Adulthood fucking sucks. I go to an office every morning and work ridiculous hours, just to come home to work on a stupid website for jerks until late in the night. Sometimes I wish I had the freedom to just get on my skateboard and shred through the neighborhood; defying gravity, righteous punk jams blasting the block, not a care in the world, just like it was when I was a kid. Then I remember that childhood actually sucked way harder than adulthood and I’ve always been horse shit at skateboarding. Oh well.

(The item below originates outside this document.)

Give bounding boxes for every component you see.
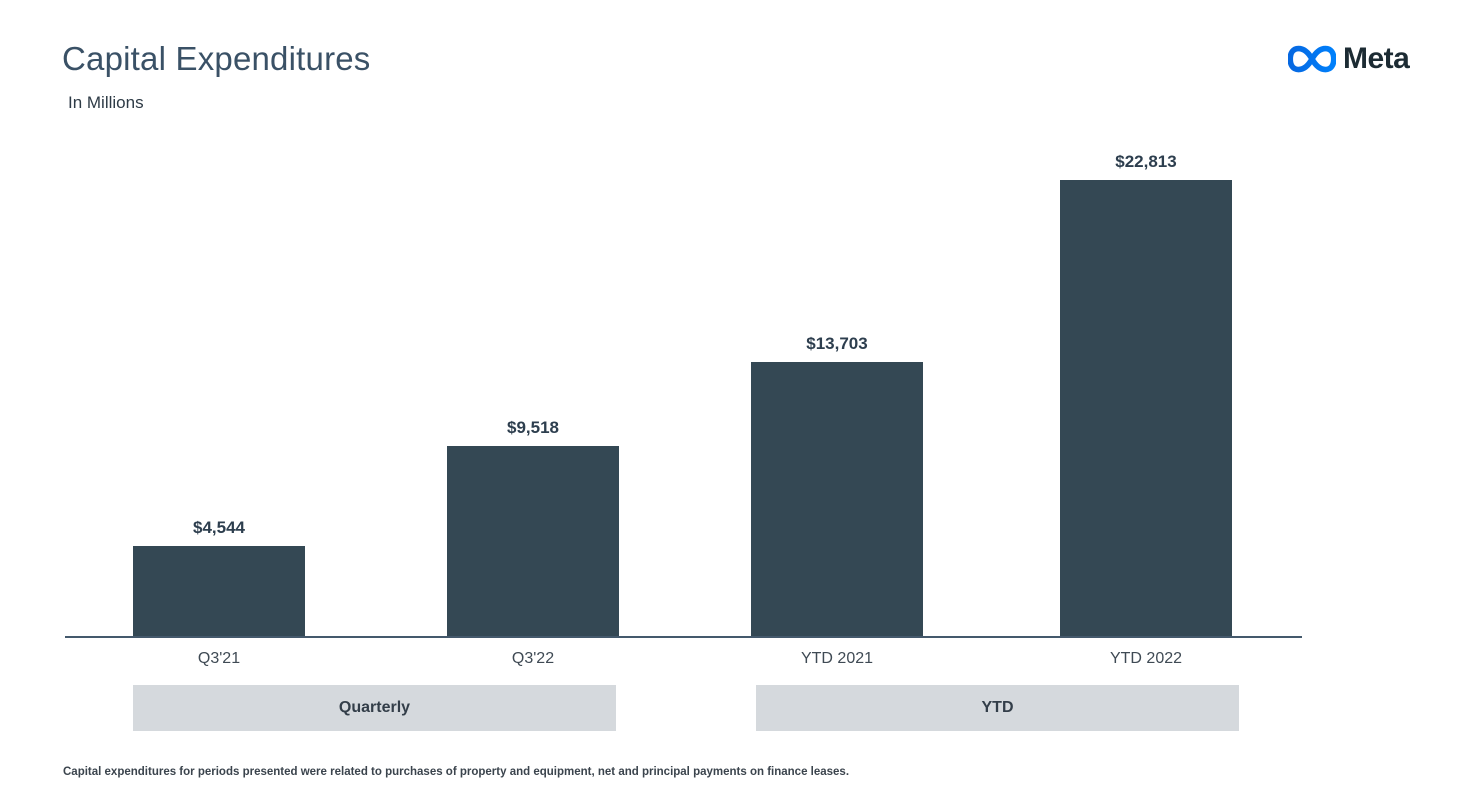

Freedumb feels my pain and provides an emotional salve with their latest record Feeding the Tapeworm. Alert music nerds will notice that Freedumb took their name from Suicidal Tendencies 1999 album of the same name. Thankfully, Freedumb does the Cyco crew justice. Rejoice, ye disaffected punk youths turned bitter adults, the music contained within this record will take you back to the days of low-budget skate vids and Tony Hawk Pro Skater soundtracks. These Norwegian punks have been at it for 13 years, which officially makes their band an angsty teen.
According to the band themselves, “Freedumb hail from the dirty eastern corner of Norway called Østfold and deliver intense punkrock / hardcore. Feeding the tapeworm is a bundle of stories about the destructive dark sides of humans, with lyrics dealing with intoxication, regret, blackout, suicidal thoughts and distance infatuation.” Overall, this album is well worth your time, provided you want to spend your time playing air guitar or pretending to skateboard. Freedumb get high praise from this dummy.
Feeding the Tapeworm opens with “Gimme A Break”, a rollicking punk tune that’ll surely endear fans of the early work of both D.R.I. and Propagandhi. From there, the band moves to “Husets Vin”, a minute and a half of catchier-than-hell thrash. “Haters” hits a persistent groove while maintaining simmering rage. The riffs in “Stengte Ører” sound like they could have been composed in Punk-o-matic, and I mean that as the most sincere compliment. Guest vocalist Karine Brække delivers the goods on “Right in Front of You”, an anthem that gets my skinny wrists pumping to the heavens with righteous teenage fury.